İnceleme ve Değerlendirme : İzleme ve Değerlendirme Dairesi Başkanlığı’nın 25.07.2013 tarihli ve 2114 sayılı yazısı ve eklerinin incelenmesi sonucunda;
Bahse konu yayına ilişkin Uzman Raporunda;
“TV EM logosuyla yayın yapan Güçlü Radyo ve Televizyon Yayıncılığı Prod. Rek. Tic. A.Ş. unvanlı yayın kuruluşunda 16.07.2013 tarihinde08:29:14-09:39:49 saatleri arasındaKüçük Kıd isimli çizgi film, Genel İzleyici koruyucu sembolü ile yayınlanmıştır. Küçük Kıd adlı çizgi filmin hikâyesini, Endülüs Müslümanlarının İberya adasına çıktığı günlerde küçük bir çocuk olan Ruy'un başından geçen olaylar oluşturmaktadır. Küçük Kıd adlı çizgi filmde İberya adasının ikiye ayrılmasıyla Müslümanlar ve Hristiyanlar iki ayrı bölgede güç savaşına girerler. Ruy olarak sunulan minik çocuk, Hristiyan bölgesindeki bir şovalyenin oğludur. Şovalye, Kral Fernando'ya hizmet etmek üzere saraya gidince O'nu bir manastıra bırakır. Ruy, manastırda türlü işler başına geldikten sonra Müslümanların sarayına tesadüfen girer. Müslümanların, Hristiyan bölgesine saldıracağını öğrenince saraydan kaçarak bu haberi babasına ve Hristiyan krala yetiştirir. Yapılan savaşta, Hristiyanlar yenilmek ve teslim olmak üzere iken, Ruy'un ağaçtan askerler hilesiyle Müslümanlar yenilir. Çizgi filmin; (Raporun bu bölümünde çizgi filmin ayrıntılı deşifresine yer verilmiştir.) Küçük Kıd adlı çizgi film karakter tahlili açısından incelendiğinde genel olarak Müslümanların olumsuz özellikler ve sevimsiz biçimlerde tasvir edildiği; Hristiyanların ise istendik yüce vasıflar atfedilerek ve estetik kaygılarla sunulduğu görülmektedir. Filmin kahramanı Ruy, kralın en sadık adamlarından biri olan Hristiyan Şovalye Gondiego'nun oğludur. Arkadaşları tarafından sevilen, insancıl, dost canlısı, güvenilir, maceracı, zeki ve cesur olan Ruy, iyi bir karakteri temsil etmektedir. Düşmanları korkutmak ve onlardan kurtulmak adına sürekli taktikler geliştirir. Manastırda kaldığı sıralarda da manastırı soymaya gelen hırsızları türlü oyunlarla korkutmuş ve bu sayede manastırı korumuştur. Yolda tanıştığı Müslüman arkadaşı Aben'i hırsızların elinden kurtarmak için türlü fedakarlıklar yapan Ruy, zekasıyla arkadaşını kurtarmayı başarır. Evine gitmesi konusunda Aben'e yardımcı olur. Film boyunca Ruy'un üzerinde manastırda giyilen kıyafet vardır. Ruy'un çok sevdiği, maceralarına ortak ettiği eşeğinin adı "Beka"dır. Beka, Yüce Allah'ın zati sıfatlarından biri olup, varlığının sonu olmamak veya ebedi olmak demektir. (Dini Kavramlar Sözlüğü, Diyanet İşleri Başkanlığı).

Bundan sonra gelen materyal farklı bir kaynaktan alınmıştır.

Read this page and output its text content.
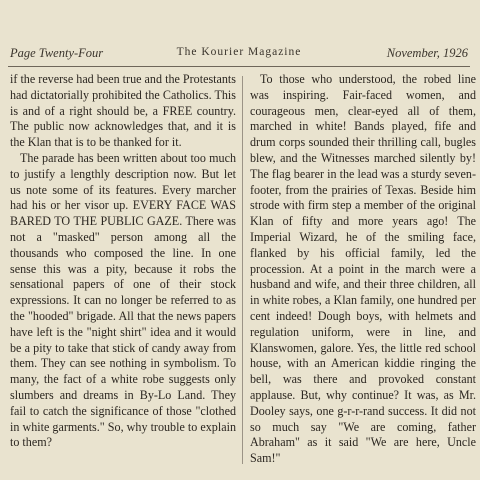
Page Twenty-Four	The Kourier Magazine	November, 1926

if the reverse had been true and the Protestants had dictatorially prohibited the Catholics. This is and of a right should be, a FREE country. The public now acknowledges that, and it is the Klan that is to be thanked for it.

The parade has been written about too much to justify a lengthly description now. But let us note some of its features. Every marcher had his or her visor up. EVERY FACE WAS BARED TO THE PUBLIC GAZE. There was not a "masked" person among all the thousands who composed the line. In one sense this was a pity, because it robs the sensational papers of one of their stock expressions. It can no longer be referred to as the "hooded" brigade. All that the news papers have left is the "night shirt" idea and it would be a pity to take that stick of candy away from them. They can see nothing in symbolism. To many, the fact of a white robe suggests only slumbers and dreams in By-Lo Land. They fail to catch the significance of those "clothed in white garments." So, why trouble to explain to them?

To those who understood, the robed line was inspiring. Fair-faced women, and courageous men, clear-eyed all of them, marched in white! Bands played, fife and drum corps sounded their thrilling call, bugles blew, and the Witnesses marched silently by! The flag bearer in the lead was a sturdy seven-footer, from the prairies of Texas. Beside him strode with firm step a member of the original Klan of fifty and more years ago! The Imperial Wizard, he of the smiling face, flanked by his official family, led the procession. At a point in the march were a husband and wife, and their three children, all in white robes, a Klan family, one hundred per cent indeed! Dough boys, with helmets and regulation uniform, were in line, and Klanswomen, galore. Yes, the little red school house, with an American kiddie ringing the bell, was there and provoked constant applause. But, why continue? It was, as Mr. Dooley says, one g-r-r-rand success. It did not so much say "We are coming, father Abraham" as it said "We are here, Uncle Sam!"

Çizgi filmde Arap Müslüman olarak sunulan Aben karakteri, zengin vali Abdül'ün oğludur. Oturdukları yerde başlayan savaştan, şiddetten ve zalimlikten kaçmak için evini terketmiştir. Babasından yüklü müktarda para istemek için hırsızlar tarafından kaçırılan Aben'i, yolda tanıştıkları Ruy kurtarır. Aben duygusal, çekingen, saf, korkak ve sakar bir karakteri temsil etmektedir. Film boyunca Aben'in başında kırmızı renkli püsküllü fes; üzerinde siyah renkli sarı işlemeli Osmanlı yeleği; belinde kırmızı kuşak ve üzerinde şalvar bulunur. Fes, başta Osmanlı İmparatorluğu olmak üzere birçok Müslüman ülkede kullanılagelen bir başlık türüdür. Osmanlı yeleği, kuşak ve şalvar da özellikle Müslüman coğrafyalarda kullanılan kıyafet çeşitleridir. Söz konusu çizgi filmde Müslüman Kral Teksufin, sürekli yemek yiyen, obur, kilolarından dolayı güçlükle hareket eden, kısa boylu, esmer, çirkin, keyfine düşkün, paragöz, kibirli, büyüklük hezeyanı olan bir karakteri temsil etmektedir. Kendisine sürekli yemek servisi yapılan Kral Teksufin, kendini savunduğu sırada Ruy'un çıkardığı gürültüye dayanamayarak kendini yerden yere vurur. Daima etrafındaki komutanlar tarafından onaylanan Kral Teksufin, onlardan övgüler duymak ister. Savaş meydanında bile çadırından çıkmayıp doymaksızın yemek yiyen Kral Teksufin, hayallerine ulaşmak için askerlerine gerekirse önlerine çıkan herkesi öldürmeleri emrini verir. Yanındaki yardımcıları ve komutanlar Kral Teksufin'den çok çekinirler. Kralın başında Müslümanlar tarafından kullanılan beyaz sarık, üzerinde Osmanlı yeleği, kırmızı kuşak ve şalvar bulunur. Filmde Müslüman askerler esmer, cılız, çatık kaşlı, çocuklara kılıç çekebilecek kadar gaddar, onların atına el koyacak kadar zorba, yağmacı, savaş yanlısı, kaba, hiçbir şeye saygıları olmayan, vahşi, barbar, küstah, barışa yanaşmayan, ayrımcı, gittikleri her yeri yakıp yıkan ancak Kral Teksufin'den aşırı derecede korkan, krallarına karşı sürekli yalakalık yapan karakterler olarak sunulmaktadır.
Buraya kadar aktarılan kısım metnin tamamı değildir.